He would be returning to Egypt soon, with Rishid and Ishizu. But before he left, he had wanted one last look at ancient priest's carving. Priest Seto, he now knew. With a tired sigh, he recalled his idol, the magician he had worshipped as a lonely child when he'd had only his siblings and stories of ancient Egypt to entertain him. He realized that despite his childish complaints so many years ago, the priest had returned, after all.

"Seto Kaiba," he spoke the name out loud with a tinge of irony. He'd identified the priest's reincarnation too late, his darker personality having already won over by the time he'd recognized the man. The name floated across the large room, and Marik shivered, disliking the echo of his darker personality's former evil he'd heard in the sound.

"What about me?" a voice demanded behind him, and he spun around, eyes widening when he verified the owner. Neither of his siblings would have been surprised by the coincidence—Ishizu probably would have said it was destiny, and Rishid would have greeted the appearance with his usual acceptance—but Marik couldn't help but stare at the CEO standing in the doorway, briefcase in one hand and his younger brother peering around the other.

"What are you doing here?" he asked in shock as Kaiba strode into the room, pausing a few paces away. Mokuba—he recalled the brother's name after a moment of pondering—watched him uneasily, memories of his infamous Battle City appearance doubtlessly haunting his thoughts.

"What am I doing here?" Kaiba repeated incredulously, his eyes narrowing with anger and a hint of suspicion. Marik, as the target of the glare, held his head high, although internally he winced. "Your sister said to meet here, insisting that it was infinitely more important than the board meeting I had scheduled."

"Ishizu?" he exclaimed in mild surprise, knowing she had left an hour ago to meet with someone. With a nagging suspicion, he had a feeling he now knew who. Or rather, who she had given up on.

"No, your other sister," Kaiba drawled sarcastically, not rolling his eyes, but the action strongly implied. His echoing footsteps came to a halt as he paused, and his coat fluttered to a standstill while he spoke. "Where is she?"
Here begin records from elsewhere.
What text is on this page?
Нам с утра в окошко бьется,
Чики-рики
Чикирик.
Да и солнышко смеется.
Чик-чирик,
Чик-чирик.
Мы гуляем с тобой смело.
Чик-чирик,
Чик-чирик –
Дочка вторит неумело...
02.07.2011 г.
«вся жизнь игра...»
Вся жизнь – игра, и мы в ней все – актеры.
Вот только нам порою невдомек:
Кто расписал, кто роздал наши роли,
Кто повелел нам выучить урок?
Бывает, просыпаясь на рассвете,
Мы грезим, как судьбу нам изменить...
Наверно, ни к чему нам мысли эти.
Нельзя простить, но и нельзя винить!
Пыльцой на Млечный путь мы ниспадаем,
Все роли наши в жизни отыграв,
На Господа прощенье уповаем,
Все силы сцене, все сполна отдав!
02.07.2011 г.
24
"She probably left some time ago, while you were in your board meeting," Marik replied with a shrug, snorting. Ishizu no longer held the Millennium Necklace, and she would not have foreseen whether Kaiba would arrive. He assumed that she had merely grown tired of waiting. Either that, or she had intentionally left her brother at this man's mercy.

Turning back to the giant stone in front of him, he peered at the other man from the corner of his eye. Comparing him with the carving, he quickly understood why he hadn't identified Seto Kaiba when he first saw him. The inscription was impressively done, but no stone carving could capture the man in front of him so easily, not with this level of detail.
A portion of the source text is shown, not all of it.